Is there any way to change sensitivity so it doesn't mark intents that aggressively?

yeah... this is pretty crucial. i just poked around for an hour trying to find anything, NER has a threshold setting, but it appears no way to set it in Nlp manager... which makes this library useless for my application of passing the message on to a LLM when intent is not recognized.

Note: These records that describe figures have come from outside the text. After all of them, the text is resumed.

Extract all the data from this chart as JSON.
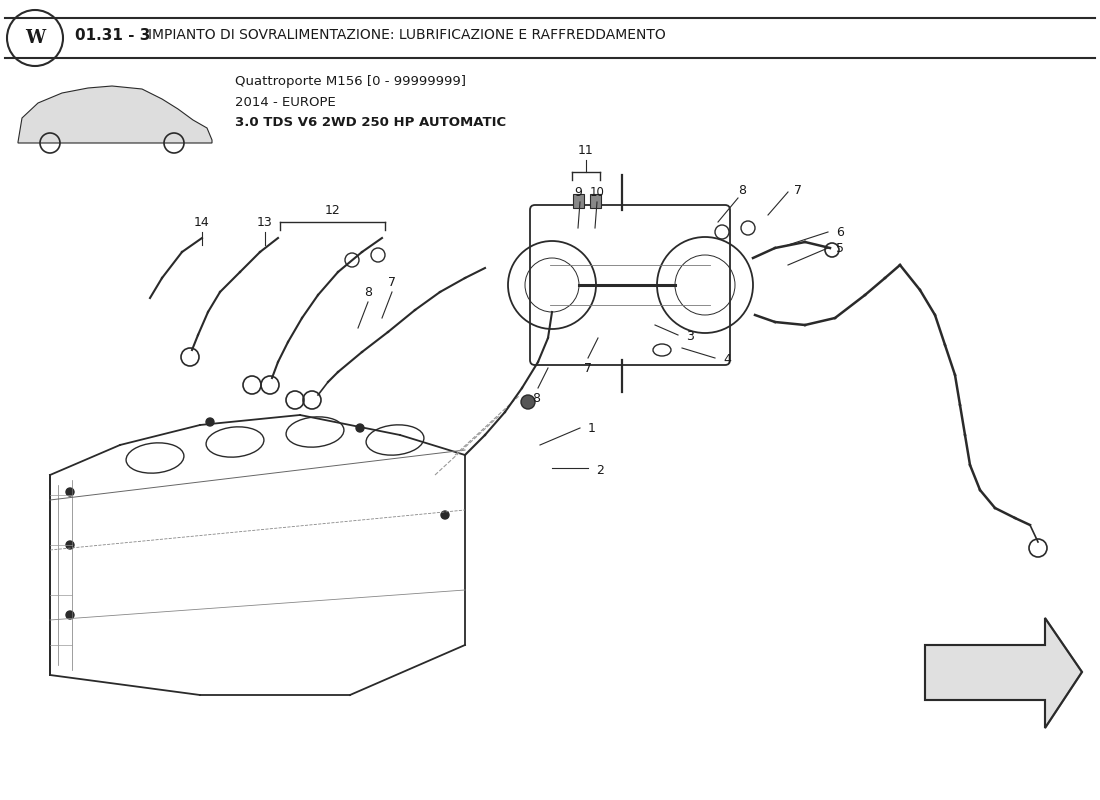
{
  "title_number": "01.31 - 3",
  "title_text": "IMPIANTO DI SOVRALIMENTAZIONE: LUBRIFICAZIONE E RAFFREDDAMENTO",
  "car_model": "Quattroporte M156 [0 - 99999999]",
  "car_year": "2014 - EUROPE",
  "car_engine": "3.0 TDS V6 2WD 250 HP AUTOMATIC",
  "bg_color": "#ffffff",
  "text_color": "#1a1a1a",
  "line_color": "#2a2a2a",
  "fig_width": 11.0,
  "fig_height": 8.0,
  "dpi": 100
}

[WORK-AROUND] result.score on each message ... result.action also exists.
this pattern did the trick to perform a function on intent with fine-tuned score, or define a single variable:
await nlp.process('en', message).then(async result => { const intent = result.intent; const score = result.score; if (intent==='greetings.hello' && score>=0.99) { } else if (intent==='greetings.bye' && score>=0.99) { } else if (intent==='greetings.name' && score>=0.99) { } else if (intent==='weather' && score>=0.99) { } else { //default when intent:none }

this worked for passing the response registered to each intent in corpus:
if (intent!='None' && score>=0.9) { console.log(result.answer); } else { //default intent:none console.log('Message passed to LLM. Awaiting...'); };

There is also an object filled with scores for each intent, which may be checked against any specific intent for the score it ranked in the message. should provide some flexible trigger logic.
result.classifications: [ { intent: 'weather', score: 0.6301063890655614 }, { intent: 'greetings.name', score: 0.3698936109344386 }, { intent: 'greetings.bye', score: 0 }, { intent: 'greetings.hello', score: 0 }

SIDE NOTE: loading just the initial test intents gave lots of false-positives which i resolved by adding more phrases and intents to score against so its less likely anything would score '1'. huggingface has some intent datasets you can extract into corpus for noise or initial intents.